For “independent” cinema, by contrast, authenticity is not only intrinsic but its veritable raison d’être. In that unspoken but omnipresent definition, independent cinema is nominally supposed to venture where Hollywood fears to tread, not only into more complex emotional realities but social realities as well—and indeed, the latter is often regarded as coterminous with the former. Where Hollywood can airlift its stars and technicians (and formulaic scripts) anywhere in the known world, shaping reality to fit its formulas, the multifarious unknown worlds back at home (rural, urban, and points in-between) are supposed to issue forth with unvarnished documents—journalistic, neorealistic, (sub)cultural, textural, tonal—of their own unique existence. They are emanations, expressions of place rather than usages of place; they stress continuity, endurance, even stasis against the built-in developments, resolutions, and lessons learned of Hollywood; they are records of being rather than becoming.

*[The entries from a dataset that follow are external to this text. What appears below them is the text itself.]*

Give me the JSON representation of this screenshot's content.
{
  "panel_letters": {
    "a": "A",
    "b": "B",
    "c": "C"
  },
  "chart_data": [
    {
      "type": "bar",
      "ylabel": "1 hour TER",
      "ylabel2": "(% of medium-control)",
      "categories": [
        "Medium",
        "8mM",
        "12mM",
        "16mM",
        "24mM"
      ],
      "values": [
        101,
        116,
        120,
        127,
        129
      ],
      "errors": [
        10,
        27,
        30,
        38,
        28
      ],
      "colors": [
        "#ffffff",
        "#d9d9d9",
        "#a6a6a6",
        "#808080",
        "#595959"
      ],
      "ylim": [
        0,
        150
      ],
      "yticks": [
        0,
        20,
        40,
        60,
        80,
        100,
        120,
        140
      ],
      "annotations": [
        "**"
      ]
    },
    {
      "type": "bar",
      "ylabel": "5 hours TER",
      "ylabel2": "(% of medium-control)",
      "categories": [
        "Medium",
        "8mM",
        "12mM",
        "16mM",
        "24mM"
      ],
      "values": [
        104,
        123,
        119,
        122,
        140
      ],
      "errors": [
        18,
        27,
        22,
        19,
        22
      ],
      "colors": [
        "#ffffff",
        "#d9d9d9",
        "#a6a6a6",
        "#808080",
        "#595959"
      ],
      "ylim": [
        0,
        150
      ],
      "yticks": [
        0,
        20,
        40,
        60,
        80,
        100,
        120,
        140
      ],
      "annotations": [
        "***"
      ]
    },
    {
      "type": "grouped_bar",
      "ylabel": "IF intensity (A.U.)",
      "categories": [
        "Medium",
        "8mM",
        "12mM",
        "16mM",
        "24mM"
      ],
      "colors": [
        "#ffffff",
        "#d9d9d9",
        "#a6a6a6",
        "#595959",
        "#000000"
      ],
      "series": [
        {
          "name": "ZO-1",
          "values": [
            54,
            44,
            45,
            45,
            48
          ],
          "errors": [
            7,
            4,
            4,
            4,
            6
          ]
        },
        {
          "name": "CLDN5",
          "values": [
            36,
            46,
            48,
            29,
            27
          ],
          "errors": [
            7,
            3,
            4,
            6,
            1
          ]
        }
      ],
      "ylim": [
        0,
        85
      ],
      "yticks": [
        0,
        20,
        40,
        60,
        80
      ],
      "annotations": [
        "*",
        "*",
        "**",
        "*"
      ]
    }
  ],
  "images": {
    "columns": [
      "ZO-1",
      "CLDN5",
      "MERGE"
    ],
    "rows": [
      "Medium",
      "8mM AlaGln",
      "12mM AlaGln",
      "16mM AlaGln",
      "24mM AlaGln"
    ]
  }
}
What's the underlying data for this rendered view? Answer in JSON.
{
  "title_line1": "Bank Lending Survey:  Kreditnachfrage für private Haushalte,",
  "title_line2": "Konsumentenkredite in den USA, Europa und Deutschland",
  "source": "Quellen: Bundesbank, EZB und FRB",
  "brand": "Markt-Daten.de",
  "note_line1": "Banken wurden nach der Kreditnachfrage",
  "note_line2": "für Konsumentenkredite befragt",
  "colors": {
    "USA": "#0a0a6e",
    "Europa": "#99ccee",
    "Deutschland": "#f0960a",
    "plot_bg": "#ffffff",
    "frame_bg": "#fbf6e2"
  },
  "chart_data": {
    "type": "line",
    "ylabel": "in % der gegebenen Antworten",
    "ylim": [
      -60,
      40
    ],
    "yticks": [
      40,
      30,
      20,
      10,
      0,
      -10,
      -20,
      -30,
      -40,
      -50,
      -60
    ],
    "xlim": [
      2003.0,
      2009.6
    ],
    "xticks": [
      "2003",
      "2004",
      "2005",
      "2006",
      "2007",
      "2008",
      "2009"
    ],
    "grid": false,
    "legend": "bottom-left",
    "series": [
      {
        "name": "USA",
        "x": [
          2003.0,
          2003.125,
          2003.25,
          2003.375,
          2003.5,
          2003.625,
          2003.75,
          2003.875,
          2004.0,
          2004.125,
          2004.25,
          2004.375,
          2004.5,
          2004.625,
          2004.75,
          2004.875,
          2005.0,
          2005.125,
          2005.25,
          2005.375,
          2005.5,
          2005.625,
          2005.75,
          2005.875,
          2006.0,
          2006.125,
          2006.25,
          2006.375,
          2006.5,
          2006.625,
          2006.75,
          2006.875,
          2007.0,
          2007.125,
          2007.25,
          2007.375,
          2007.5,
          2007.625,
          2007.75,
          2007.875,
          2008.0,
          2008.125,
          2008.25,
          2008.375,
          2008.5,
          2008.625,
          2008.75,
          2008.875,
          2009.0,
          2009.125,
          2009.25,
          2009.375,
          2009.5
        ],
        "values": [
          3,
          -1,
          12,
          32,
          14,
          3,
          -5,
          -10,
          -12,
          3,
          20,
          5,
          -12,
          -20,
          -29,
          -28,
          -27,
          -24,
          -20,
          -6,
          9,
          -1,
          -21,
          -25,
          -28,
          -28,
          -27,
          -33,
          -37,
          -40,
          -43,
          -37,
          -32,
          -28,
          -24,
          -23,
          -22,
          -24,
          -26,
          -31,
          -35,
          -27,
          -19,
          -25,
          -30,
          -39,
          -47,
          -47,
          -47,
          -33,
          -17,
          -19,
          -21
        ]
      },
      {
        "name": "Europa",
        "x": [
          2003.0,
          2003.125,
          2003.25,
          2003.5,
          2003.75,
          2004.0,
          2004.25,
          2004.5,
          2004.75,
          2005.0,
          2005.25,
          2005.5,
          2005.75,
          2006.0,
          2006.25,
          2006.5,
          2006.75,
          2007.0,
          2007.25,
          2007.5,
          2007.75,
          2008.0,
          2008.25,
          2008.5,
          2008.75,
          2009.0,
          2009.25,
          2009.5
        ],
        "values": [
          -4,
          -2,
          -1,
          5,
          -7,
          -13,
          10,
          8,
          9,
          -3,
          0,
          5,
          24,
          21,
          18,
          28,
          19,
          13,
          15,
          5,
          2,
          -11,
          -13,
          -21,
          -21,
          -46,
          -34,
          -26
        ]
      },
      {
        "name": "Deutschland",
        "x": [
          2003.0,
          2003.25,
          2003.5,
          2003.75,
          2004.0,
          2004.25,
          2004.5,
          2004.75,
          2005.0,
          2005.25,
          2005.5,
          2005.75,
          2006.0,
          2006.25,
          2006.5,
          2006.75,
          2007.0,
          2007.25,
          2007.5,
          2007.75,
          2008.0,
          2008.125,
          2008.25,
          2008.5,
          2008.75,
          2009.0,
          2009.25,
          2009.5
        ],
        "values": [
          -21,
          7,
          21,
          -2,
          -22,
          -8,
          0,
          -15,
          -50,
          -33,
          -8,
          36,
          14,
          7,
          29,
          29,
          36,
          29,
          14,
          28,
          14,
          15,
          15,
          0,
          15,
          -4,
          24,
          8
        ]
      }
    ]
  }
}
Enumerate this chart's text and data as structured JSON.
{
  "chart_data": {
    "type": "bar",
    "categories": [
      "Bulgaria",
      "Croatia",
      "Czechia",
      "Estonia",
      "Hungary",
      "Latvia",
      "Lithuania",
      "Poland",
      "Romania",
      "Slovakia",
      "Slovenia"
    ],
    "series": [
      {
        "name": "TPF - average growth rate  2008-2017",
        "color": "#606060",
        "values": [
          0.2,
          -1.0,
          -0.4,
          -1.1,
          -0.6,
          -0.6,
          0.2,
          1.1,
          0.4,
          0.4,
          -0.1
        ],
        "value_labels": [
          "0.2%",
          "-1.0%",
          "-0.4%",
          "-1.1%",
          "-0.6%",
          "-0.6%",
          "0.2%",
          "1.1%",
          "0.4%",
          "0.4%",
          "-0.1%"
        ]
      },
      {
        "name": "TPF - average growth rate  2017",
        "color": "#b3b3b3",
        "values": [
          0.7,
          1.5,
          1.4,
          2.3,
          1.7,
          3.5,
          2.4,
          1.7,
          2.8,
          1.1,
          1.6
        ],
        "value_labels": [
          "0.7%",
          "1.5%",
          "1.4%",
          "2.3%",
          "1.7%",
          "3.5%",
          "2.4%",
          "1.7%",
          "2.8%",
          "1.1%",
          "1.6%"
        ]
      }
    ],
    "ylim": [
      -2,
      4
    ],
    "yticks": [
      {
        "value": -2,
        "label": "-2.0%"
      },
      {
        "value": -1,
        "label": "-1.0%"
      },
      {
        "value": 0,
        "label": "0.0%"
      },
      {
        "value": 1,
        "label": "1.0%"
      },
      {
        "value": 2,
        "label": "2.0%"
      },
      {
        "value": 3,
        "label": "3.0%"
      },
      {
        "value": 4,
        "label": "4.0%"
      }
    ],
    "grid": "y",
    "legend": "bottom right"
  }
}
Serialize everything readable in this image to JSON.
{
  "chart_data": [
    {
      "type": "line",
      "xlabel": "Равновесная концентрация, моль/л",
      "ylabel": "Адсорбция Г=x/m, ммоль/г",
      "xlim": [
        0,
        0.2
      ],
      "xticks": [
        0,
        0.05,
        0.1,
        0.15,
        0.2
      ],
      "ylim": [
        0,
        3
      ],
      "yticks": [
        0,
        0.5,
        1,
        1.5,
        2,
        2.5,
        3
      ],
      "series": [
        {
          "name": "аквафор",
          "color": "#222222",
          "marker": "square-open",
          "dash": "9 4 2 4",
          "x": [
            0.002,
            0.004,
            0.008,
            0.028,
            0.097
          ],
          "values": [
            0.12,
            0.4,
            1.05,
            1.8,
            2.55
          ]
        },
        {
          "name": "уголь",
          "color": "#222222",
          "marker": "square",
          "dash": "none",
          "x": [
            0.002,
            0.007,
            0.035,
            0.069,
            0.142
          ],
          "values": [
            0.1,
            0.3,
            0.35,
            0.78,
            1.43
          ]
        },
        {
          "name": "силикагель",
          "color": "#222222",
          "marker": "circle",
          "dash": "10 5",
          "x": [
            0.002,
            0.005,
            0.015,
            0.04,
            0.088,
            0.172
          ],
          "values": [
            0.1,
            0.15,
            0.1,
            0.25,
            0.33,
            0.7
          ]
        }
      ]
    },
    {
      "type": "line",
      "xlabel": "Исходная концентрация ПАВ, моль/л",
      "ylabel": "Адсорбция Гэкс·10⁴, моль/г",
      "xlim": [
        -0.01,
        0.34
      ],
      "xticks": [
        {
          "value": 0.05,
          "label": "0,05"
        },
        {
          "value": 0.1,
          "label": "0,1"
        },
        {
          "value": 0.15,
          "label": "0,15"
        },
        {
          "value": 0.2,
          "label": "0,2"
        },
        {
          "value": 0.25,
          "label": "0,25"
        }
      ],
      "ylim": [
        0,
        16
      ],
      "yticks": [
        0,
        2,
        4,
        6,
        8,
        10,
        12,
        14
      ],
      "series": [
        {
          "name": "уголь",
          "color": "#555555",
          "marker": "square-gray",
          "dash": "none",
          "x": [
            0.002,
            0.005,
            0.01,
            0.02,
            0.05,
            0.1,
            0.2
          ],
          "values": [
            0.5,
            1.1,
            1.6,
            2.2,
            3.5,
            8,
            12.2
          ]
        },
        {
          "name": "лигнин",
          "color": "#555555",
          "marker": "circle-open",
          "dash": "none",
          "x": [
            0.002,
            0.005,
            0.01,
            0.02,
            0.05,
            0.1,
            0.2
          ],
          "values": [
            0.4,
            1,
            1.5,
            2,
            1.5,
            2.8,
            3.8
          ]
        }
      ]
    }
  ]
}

Any number of exceptions to either rule could be cited, of course, but as with all such fictitious rules the erratic observance is less important than the fact that, as with all those most successful ideologies, they are more or less assumed to exist. And even for those viewers who believe themselves blessedly demystified of such fictions, an almost unnoticed, inherent faith in certain of these rules’ defining principles remains—“authenticity” not being the least among them, and still tossed around in common parlance as a value in itself rather than a tactic. To paraphrase Chris Marker, authenticity is not the opposite of fabrication, but its lining; and in matters cinematic as in so many other realms, lies can be just as revealing as truths. If it is to be valued, authenticity should be gauged less by what it tells us—or what we believe it tells us—than by what questions the signifiers of authenticity prompt us to ask.